Однако то, что она не могла матери ничем помочь, угнетало Веру, и теперь, сидя на лавке, она принялась повторять про себя, какая хорошая и добрая у нее мать, сколько натерпелась она в жизни и как справедливо было бы, чтобы она осталась живой и здоровой. Неожиданно Вера ощутила, что держит в правой руке Сониного синего человечка, пальцами машинально поглаживает его, когда она достала его из сумки, она уже не помнила. Так она и сидела, и все шептала растроганно просительные слова о матери, гладила синего согнутого человечка с растопыренными руками, глядела на него и обращалась при этом то ли к нему, то ли еще к кому-то. «А вдруг у матери сердце остановилось? — подумала Вера. — Да нет, ты что!» Однако вскоре вслед за этой выдворенной мыслью стали являться другие, нелепые, и среди них совершенно трезвые соображения о том, какие хлопоты ей, Вере, предстоят, если мать сегодня умрет, где и как доставать гроб, просить ли у Сурниных обещанное место на кладбище, кого звать на поминки, а кого не стоит, посылать ли телеграмму отцу или соблюсти гордость. «Да что я! — сказала она себе тут же. — О чем печалюсь!
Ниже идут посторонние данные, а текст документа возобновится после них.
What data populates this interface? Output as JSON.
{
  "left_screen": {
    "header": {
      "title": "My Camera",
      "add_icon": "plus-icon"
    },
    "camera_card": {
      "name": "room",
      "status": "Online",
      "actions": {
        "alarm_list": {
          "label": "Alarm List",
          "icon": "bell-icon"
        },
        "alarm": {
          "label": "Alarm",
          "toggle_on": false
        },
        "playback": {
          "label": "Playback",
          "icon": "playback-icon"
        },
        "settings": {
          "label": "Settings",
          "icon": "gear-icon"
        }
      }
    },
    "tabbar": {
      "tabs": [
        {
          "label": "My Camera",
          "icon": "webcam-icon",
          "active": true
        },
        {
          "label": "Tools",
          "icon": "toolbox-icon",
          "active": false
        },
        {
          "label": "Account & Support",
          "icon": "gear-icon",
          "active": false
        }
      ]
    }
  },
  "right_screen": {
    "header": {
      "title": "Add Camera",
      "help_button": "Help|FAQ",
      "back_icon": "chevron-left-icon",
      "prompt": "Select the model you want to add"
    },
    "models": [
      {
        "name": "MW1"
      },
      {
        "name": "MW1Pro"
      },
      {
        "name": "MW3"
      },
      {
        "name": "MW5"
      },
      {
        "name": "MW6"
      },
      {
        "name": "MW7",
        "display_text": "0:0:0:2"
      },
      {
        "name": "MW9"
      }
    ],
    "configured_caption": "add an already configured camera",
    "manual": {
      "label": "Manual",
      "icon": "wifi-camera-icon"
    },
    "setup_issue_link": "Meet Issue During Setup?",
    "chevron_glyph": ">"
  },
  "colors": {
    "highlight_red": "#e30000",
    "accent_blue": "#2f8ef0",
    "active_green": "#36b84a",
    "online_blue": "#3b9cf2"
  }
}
Как только можно думать об этом, дура бессовестная!» Она снова сжала пальцами Сониного человечка и зашептала: «Пусть живет мама наша, пусть живет… Пусть не умирает…»

— Навашина?

— Да? — вскочила Вера.

Перед ней стоял Михаил Борисович.

— Все прошло нормально, — сказал врач. — Пожалуй, даже хорошо, даже хорошо. Что сейчас нужно вашей матери? Фрукты, соки, шоколад… Впрочем, вы сами знаете.

— Как она?

— Ничего. Операция была непростой… Анализ придет дня через три-четыре. Подождем с надеждой.

— Спасибо, Михаил Борисович, спасибо!

— Не за что…

Домой Вера примчалась возбужденная, радостная, завертела сестричек, насовала им дешевых гостинцев, она ощущала прилив жизненной энергии, ей хотелось предпринять что-то сейчас же, подруг матери, может, обежать с добрым известием, но домашние хлопоты потихоньку успокоили ее, и она уснула, не досмотрев даже «Кабачок 13 стульев».

Наутро она отправилась в город узнать, как у матери дела, передать ей шоколад, печенье и купленные Ниной в Москве бутылки виноградного сока. Оказалось, что вчера температура у матери подскочила, но сегодня была уже нормальной, а состояние матери определили удовлетворительным. «Ну и отлично!» — сказала Вера. Доверив знакомой нянечке передачу и записки — Надькины каракули среди прочих, — Вера поспешила к выходу, для больницы неприлично стремительная и веселая. У дверей ее остановил Сергей.